O atacante Vinícius Junior, mais conhecido como Vini Jr., do Real Madrid, denunciou um episódio de racismo durante a rodada da UEFA Champions League desta terça-feira (17/02) na vitória por 1 a 0 sobre o Benfica, no Estádio da Luz, em Lisboa.

Segundo o brasileiro, as ofensas teriam partido do argentino Gianluca Prestianni, após o gol marcado no segundo tempo. Durante a comemoração, Vinícius discutiu com Prestianni e com Nicolás Otamendi e, em seguida, procurou o árbitro francês François Letexier para relatar o ocorrido.

Diante da denúncia, o juiz acionou o protocolo antirracismo da FIFA, fazendo o gesto oficial com os braços cruzados acima da cabeça.
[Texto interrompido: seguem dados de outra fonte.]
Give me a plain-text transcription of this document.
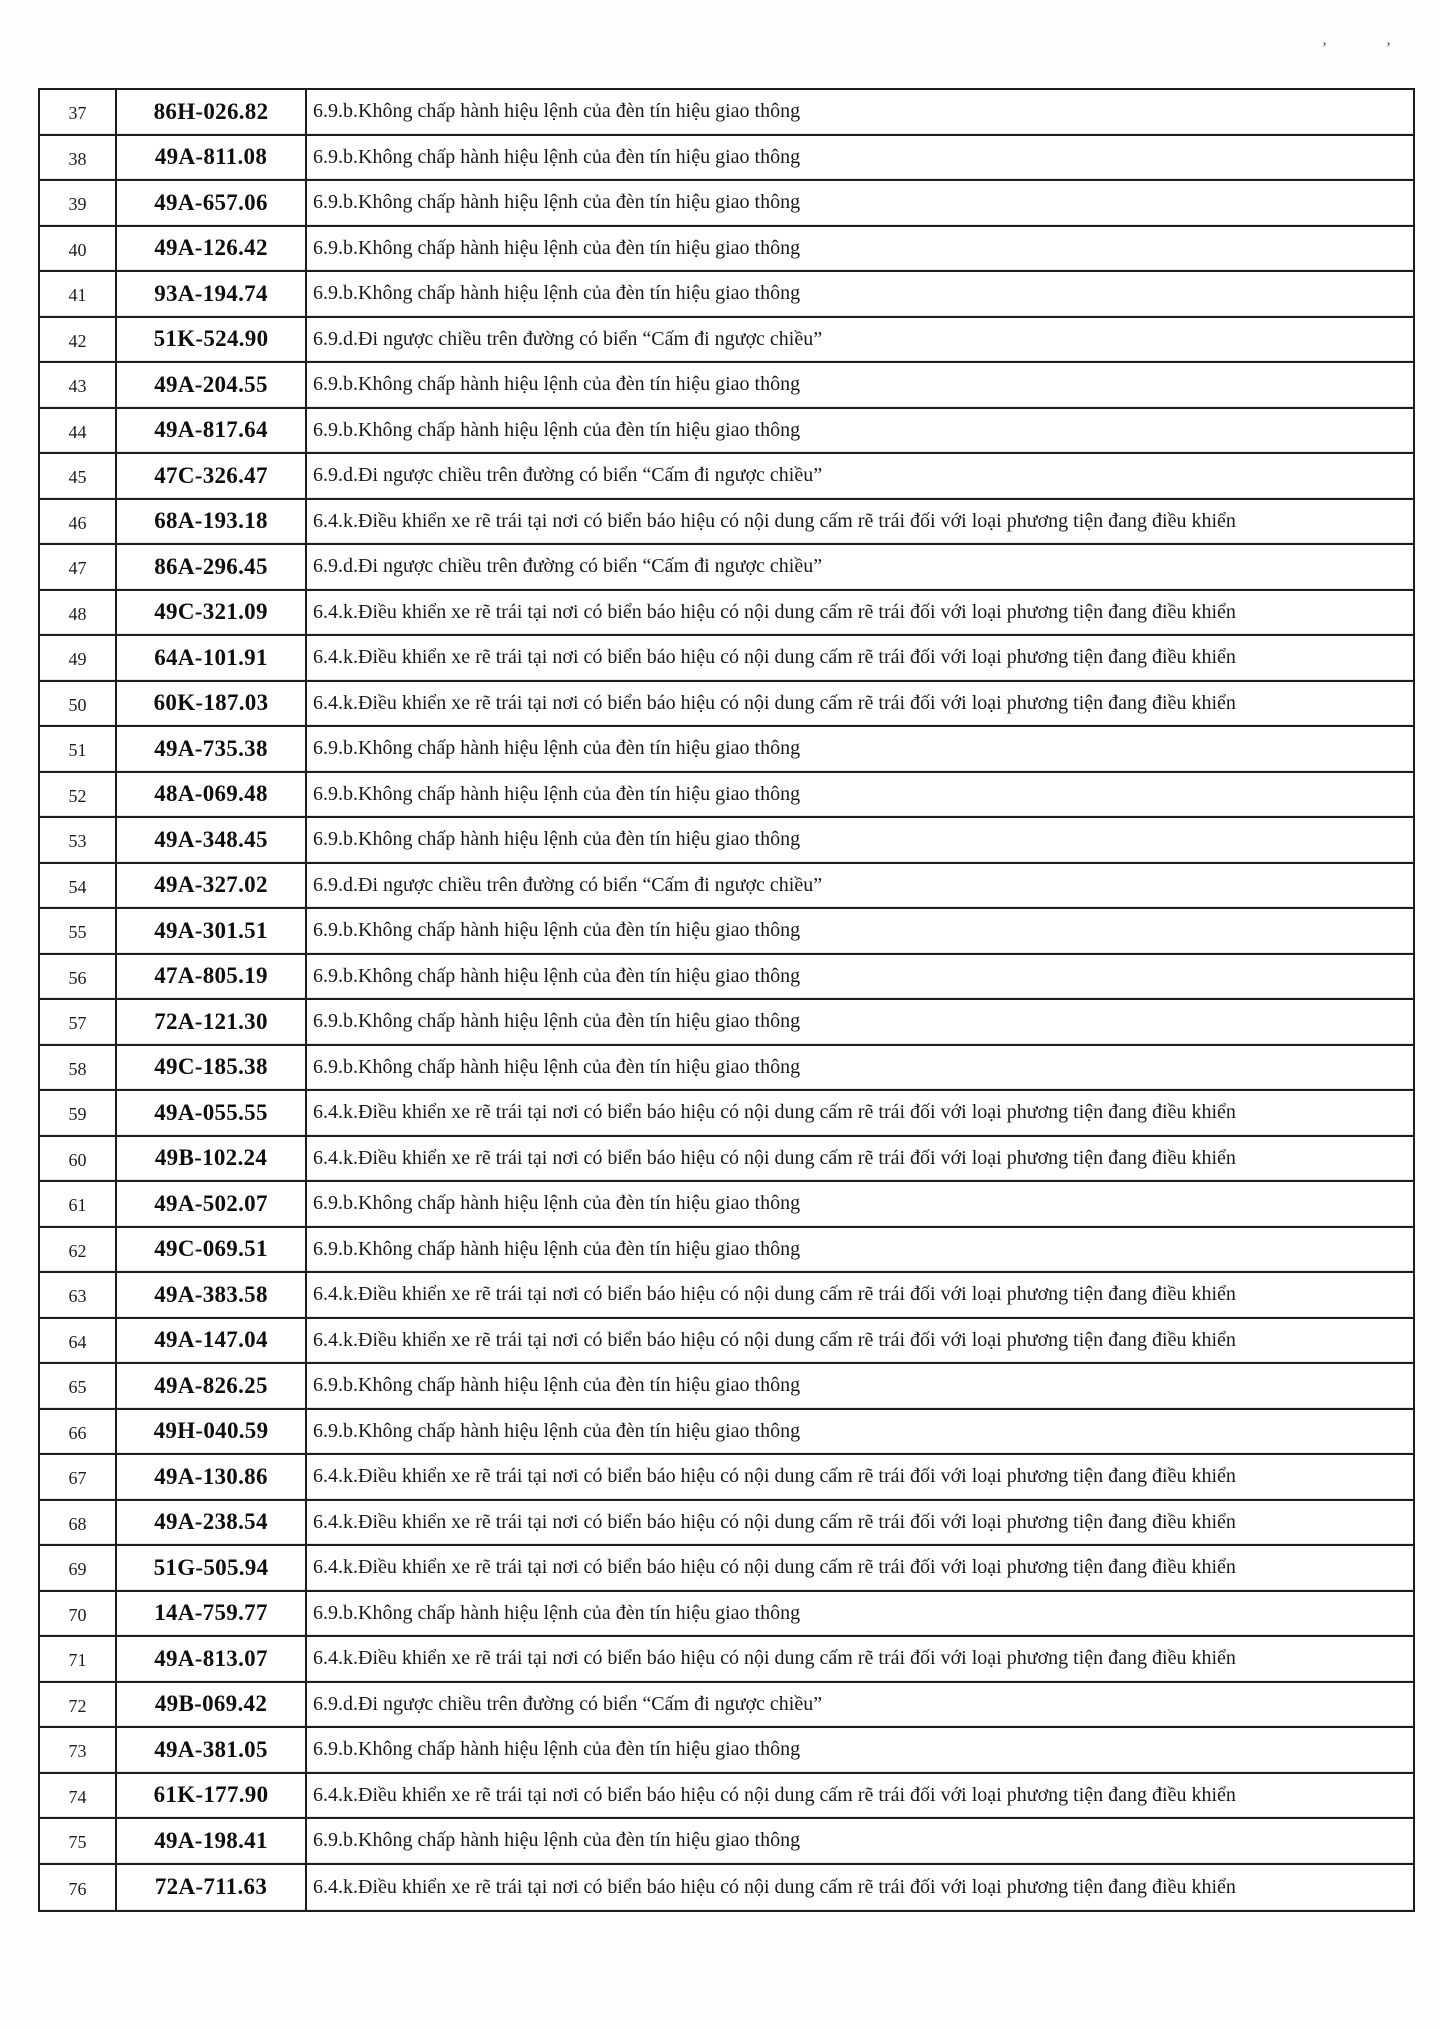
’	’
37	86H-026.82	6.9.b.Không chấp hành hiệu lệnh của đèn tín hiệu giao thông
38	49A-811.08	6.9.b.Không chấp hành hiệu lệnh của đèn tín hiệu giao thông
39	49A-657.06	6.9.b.Không chấp hành hiệu lệnh của đèn tín hiệu giao thông
40	49A-126.42	6.9.b.Không chấp hành hiệu lệnh của đèn tín hiệu giao thông
41	93A-194.74	6.9.b.Không chấp hành hiệu lệnh của đèn tín hiệu giao thông
42	51K-524.90	6.9.d.Đi ngược chiều trên đường có biển “Cấm đi ngược chiều”
43	49A-204.55	6.9.b.Không chấp hành hiệu lệnh của đèn tín hiệu giao thông
44	49A-817.64	6.9.b.Không chấp hành hiệu lệnh của đèn tín hiệu giao thông
45	47C-326.47	6.9.d.Đi ngược chiều trên đường có biển “Cấm đi ngược chiều”
46	68A-193.18	6.4.k.Điều khiển xe rẽ trái tại nơi có biển báo hiệu có nội dung cấm rẽ trái đối với loại phương tiện đang điều khiển
47	86A-296.45	6.9.d.Đi ngược chiều trên đường có biển “Cấm đi ngược chiều”
48	49C-321.09	6.4.k.Điều khiển xe rẽ trái tại nơi có biển báo hiệu có nội dung cấm rẽ trái đối với loại phương tiện đang điều khiển
49	64A-101.91	6.4.k.Điều khiển xe rẽ trái tại nơi có biển báo hiệu có nội dung cấm rẽ trái đối với loại phương tiện đang điều khiển
50	60K-187.03	6.4.k.Điều khiển xe rẽ trái tại nơi có biển báo hiệu có nội dung cấm rẽ trái đối với loại phương tiện đang điều khiển
51	49A-735.38	6.9.b.Không chấp hành hiệu lệnh của đèn tín hiệu giao thông
52	48A-069.48	6.9.b.Không chấp hành hiệu lệnh của đèn tín hiệu giao thông
53	49A-348.45	6.9.b.Không chấp hành hiệu lệnh của đèn tín hiệu giao thông
54	49A-327.02	6.9.d.Đi ngược chiều trên đường có biển “Cấm đi ngược chiều”
55	49A-301.51	6.9.b.Không chấp hành hiệu lệnh của đèn tín hiệu giao thông
56	47A-805.19	6.9.b.Không chấp hành hiệu lệnh của đèn tín hiệu giao thông
57	72A-121.30	6.9.b.Không chấp hành hiệu lệnh của đèn tín hiệu giao thông
58	49C-185.38	6.9.b.Không chấp hành hiệu lệnh của đèn tín hiệu giao thông
59	49A-055.55	6.4.k.Điều khiển xe rẽ trái tại nơi có biển báo hiệu có nội dung cấm rẽ trái đối với loại phương tiện đang điều khiển
60	49B-102.24	6.4.k.Điều khiển xe rẽ trái tại nơi có biển báo hiệu có nội dung cấm rẽ trái đối với loại phương tiện đang điều khiển
61	49A-502.07	6.9.b.Không chấp hành hiệu lệnh của đèn tín hiệu giao thông
62	49C-069.51	6.9.b.Không chấp hành hiệu lệnh của đèn tín hiệu giao thông
63	49A-383.58	6.4.k.Điều khiển xe rẽ trái tại nơi có biển báo hiệu có nội dung cấm rẽ trái đối với loại phương tiện đang điều khiển
64	49A-147.04	6.4.k.Điều khiển xe rẽ trái tại nơi có biển báo hiệu có nội dung cấm rẽ trái đối với loại phương tiện đang điều khiển
65	49A-826.25	6.9.b.Không chấp hành hiệu lệnh của đèn tín hiệu giao thông
66	49H-040.59	6.9.b.Không chấp hành hiệu lệnh của đèn tín hiệu giao thông
67	49A-130.86	6.4.k.Điều khiển xe rẽ trái tại nơi có biển báo hiệu có nội dung cấm rẽ trái đối với loại phương tiện đang điều khiển
68	49A-238.54	6.4.k.Điều khiển xe rẽ trái tại nơi có biển báo hiệu có nội dung cấm rẽ trái đối với loại phương tiện đang điều khiển
69	51G-505.94	6.4.k.Điều khiển xe rẽ trái tại nơi có biển báo hiệu có nội dung cấm rẽ trái đối với loại phương tiện đang điều khiển
70	14A-759.77	6.9.b.Không chấp hành hiệu lệnh của đèn tín hiệu giao thông
71	49A-813.07	6.4.k.Điều khiển xe rẽ trái tại nơi có biển báo hiệu có nội dung cấm rẽ trái đối với loại phương tiện đang điều khiển
72	49B-069.42	6.9.d.Đi ngược chiều trên đường có biển “Cấm đi ngược chiều”
73	49A-381.05	6.9.b.Không chấp hành hiệu lệnh của đèn tín hiệu giao thông
74	61K-177.90	6.4.k.Điều khiển xe rẽ trái tại nơi có biển báo hiệu có nội dung cấm rẽ trái đối với loại phương tiện đang điều khiển
75	49A-198.41	6.9.b.Không chấp hành hiệu lệnh của đèn tín hiệu giao thông
76	72A-711.63	6.4.k.Điều khiển xe rẽ trái tại nơi có biển báo hiệu có nội dung cấm rẽ trái đối với loại phương tiện đang điều khiển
A partida ficou interrompida por cerca de dez minutos. Antes disso, Vinícius havia recebido cartão amarelo por ter comemorado o gol dançando com uma bandeira do Benfica.

Imagens da transmissão mostraram Prestianni cobrindo a boca com a camisa durante a discussão. Ele não foi advertido. Após a paralisação, jogadores do Real Madrid cogitaram deixar o campo. Vinícius chegou a se sentar no banco de reservas e foi consolado por companheiros. O atacante também conversou com o técnico do Benfica, José Mourinho.

Depois de diálogo entre o árbitro e os capitães das equipes, o jogo foi retomado sem novas sanções disciplinares. Ainda durante a partida, o brasileiro foi atingido por uma garrafa d’água ao se posicionar para cobrar um escanteio.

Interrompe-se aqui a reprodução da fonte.